I. The cross signifies Jesus Christ’s deep faithfulness to us. It is the outcome of Jesus remaining steadfast, loving the entire cosmos even in the face of persecution and torture. The cross does not signify a divine transaction. It does nothing for God. It is a real death, most certainly, God’s Son dead on a cross. But the real death is in the end only confirmation of Christ’s faithfulness itself.
Ia (the corollary of I). This is all to say through the cross nothing happens “in God” but lots happens “in death.” Death is changed. “To die is different from what any one supposed, and luckier” (Whitman).
II. The resurrection signifies God’s deep faithfulness to Jesus Christ. It is the outcome of God remaining steadfast, loving the Son even in the face of his betrayal and death. It does nothing for God. It is a real loss for God, the death of God’s own Son, but this real death is in the end opportunity for God to do what God does… creation. In this case, resurrection, new creation on the other side of death.
III. So we see that Christ and the Father are one in their faithfulness. In fact this is one of the great gifts of Easter… in and through the Easter events, we discover Christ’s faithfulness to us and God’s faithfulness to Christ.

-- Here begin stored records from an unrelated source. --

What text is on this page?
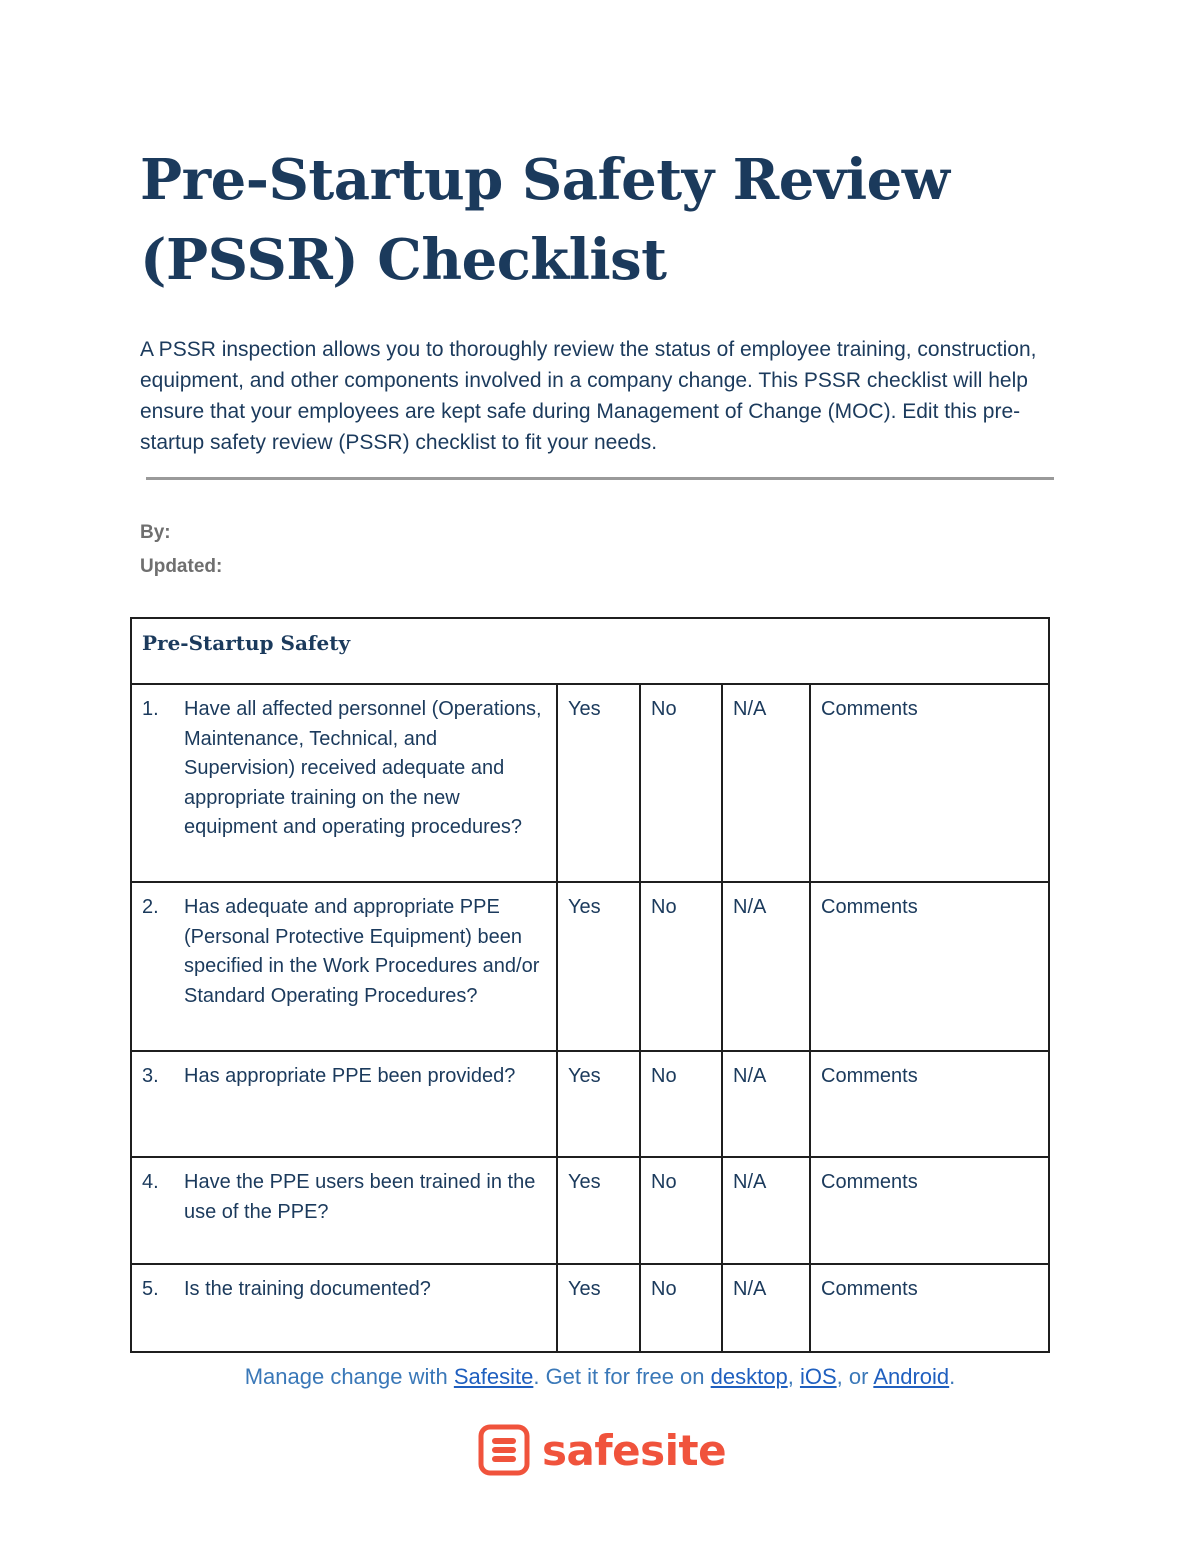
Pre-Startup Safety Review
(PSSR) Checklist

A PSSR inspection allows you to thoroughly review the status of employee training, construction, equipment, and other components involved in a company change. This PSSR checklist will help ensure that your employees are kept safe during Management of Change (MOC). Edit this pre-startup safety review (PSSR) checklist to fit your needs.

By:
Updated:
Pre-Startup Safety				

1. Have all affected personnel (Operations, Maintenance, Technical, and Supervision) received adequate and appropriate training on the new equipment and operating procedures?	Yes	No	N/A	Comments

2. Has adequate and appropriate PPE (Personal Protective Equipment) been specified in the Work Procedures and/or Standard Operating Procedures?	Yes	No	N/A	Comments

3. Has appropriate PPE been provided?	Yes	No	N/A	Comments

4. Have the PPE users been trained in the use of the PPE?	Yes	No	N/A	Comments

5. Is the training documented?	Yes	No	N/A	Comments
Manage change with Safesite. Get it for free on desktop, iOS, or Android.
safesite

IV. The Spirit is the continuing faithfulness of the community of those who now live in Christ, in God. In this way Christ’s faithfulness to us, God’s faithfulness to Christ, is continued in the faithful.

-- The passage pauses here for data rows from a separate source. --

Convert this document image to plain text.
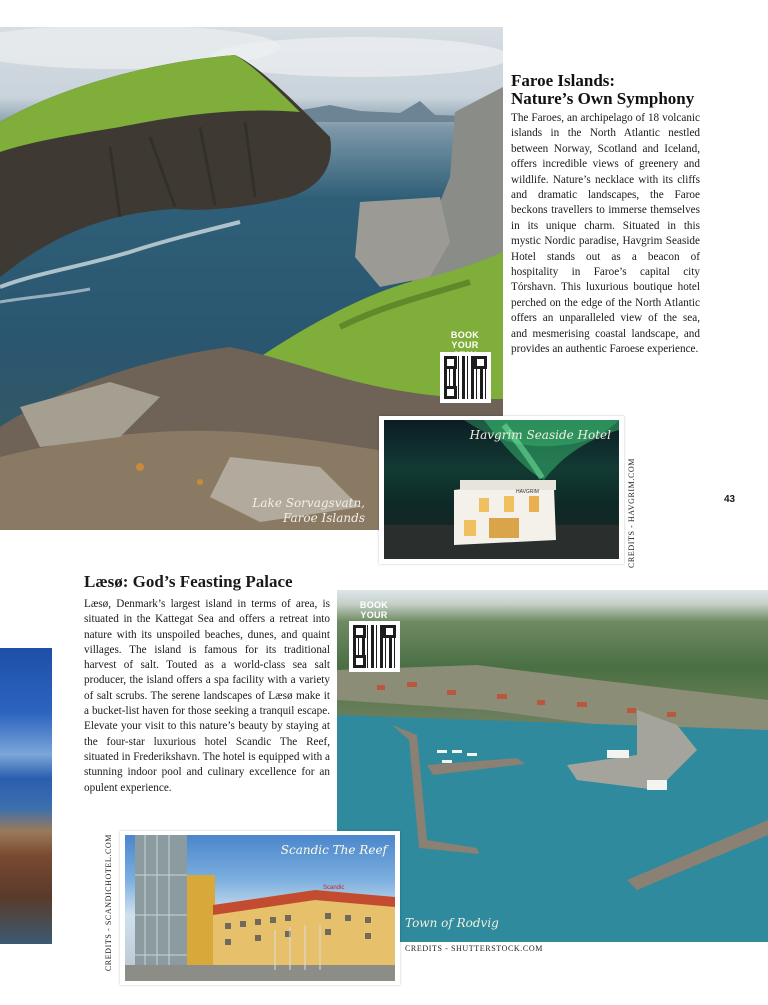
BOOK YOUR
Lake Sorvagsvatn,
Faroe Islands
Faroe Islands:
Nature’s Own Symphony

The Faroes, an archipelago of 18 volcanic islands in the North Atlantic nestled between Norway, Scotland and Iceland, offers incredible views of greenery and wildlife. Nature’s necklace with its cliffs and dramatic landscapes, the Faroe beckons travellers to immerse themselves in its unique charm. Situated in this mystic Nordic paradise, Havgrim Seaside Hotel stands out as a beacon of hospitality in Faroe’s capital city Tórshavn. This luxurious boutique hotel perched on the edge of the North Atlantic offers an unparalleled view of the sea, and mesmerising coastal landscape, and provides an authentic Faroese experience.

HAVGRIM
Havgrim Seaside Hotel
CREDITS - HAVGRIM.COM	43
Læsø: God’s Feasting Palace

Læsø, Denmark’s largest island in terms of area, is situated in the Kattegat Sea and offers a retreat into nature with its unspoiled beaches, dunes, and quaint villages. The island is famous for its traditional harvest of salt. Touted as a world-class sea salt producer, the island offers a spa facility with a variety of salt scrubs. The serene landscapes of Læsø make it a bucket-list haven for those seeking a tranquil escape. Elevate your visit to this nature’s beauty by staying at the four-star luxurious hotel Scandic The Reef, situated in Frederikshavn. The hotel is equipped with a stunning indoor pool and culinary excellence for an opulent experience.

Town of Rodvig
BOOK YOUR
CREDITS - SHUTTERSTOCK.COM
Scandic
Scandic The Reef
CREDITS - SCANDICHOTEL.COM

V. Resurrection should not be especially surprising to those who already believe in creation. If God created all that is, resurrection is no more miracle (though certainly miracle) than creation itself. If God can breath into existence all that is, God can breath life back into the dead. Both show us who God is, the one who breathes life.
VI. Resurrection is in this way much more than we suspect it to be. It is not just the resurrection of one man, Jesus the Christ. It is instead the first fruits of creation beyond creation, a hint at the even greater fulness of creation coming about in the continuing creativity of God, given as it is through faithfulness.

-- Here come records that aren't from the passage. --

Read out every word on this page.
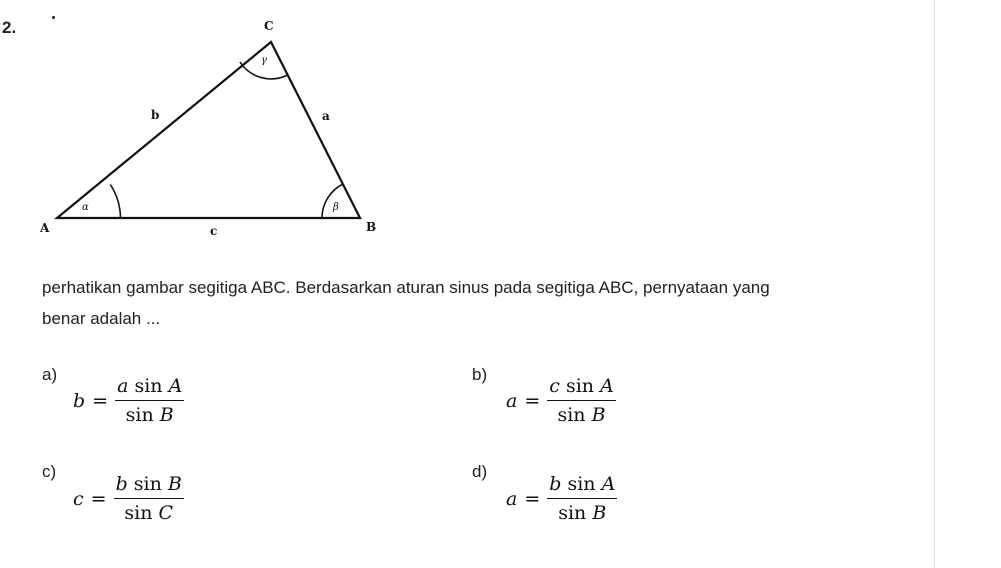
2.	C
A	B
b	a
c
α	β
γ
perhatikan gambar segitiga ABC. Berdasarkan aturan sinus pada segitiga ABC, pernyataan yang
benar adalah ...
a)
$b = \frac{\text{a sin A}}{\text{sin B}}$
b)
$a = \frac{\text{c sin A}}{\text{sin B}}$
c)
$c = \frac{\text{b sin B}}{\text{sin C}}$
d)
$a = \frac{\text{b sin A}}{\text{sin B}}$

VII. So it is given to us to “practice resurrection” (Wendell Berry).
VIII. Practicing resurrection is discipleship: it is a life shaped by Christ’s faithfulness and God’s love, enacted in compassionate solidarity, justice-love, and care for the poor, the oppressed, and the suffering. The triune God’s faithfulness is not only revealed in cosmic events but continues in our tangible, faithful response to the world. To walk the “way” of Jesus is to participate in the ongoing work of resurrection through acts of mercy, justice, and communal care (Siobhán Garrigan).
IX. Discipleship, like resurrection, is learned over time. It is often slow, imperfect, and costly. Yet each act of faithful love, every word of truth, every gesture of care, every stand for justice, participates in the ongoing work of God in the world. To practice resurrection is to join the triune God’s faithful creativity, trusting that small, faithful acts can bear fruit far beyond what we can see.
X. The triune God shows us that hope is relational, not solitary: Father, Son, and Spirit persist in faithful love together, even amid death and betrayal. As Luther insists, hope rests not in what we can secure but in God’s unshakable fidelity. In this, we glimpse a divine dance, not unlike the lila of Hindu thought, where creation, destruction, and joy flow together. To live in hope is to join this wild, faithful, creative life, practicing resurrection in every act of love and justice.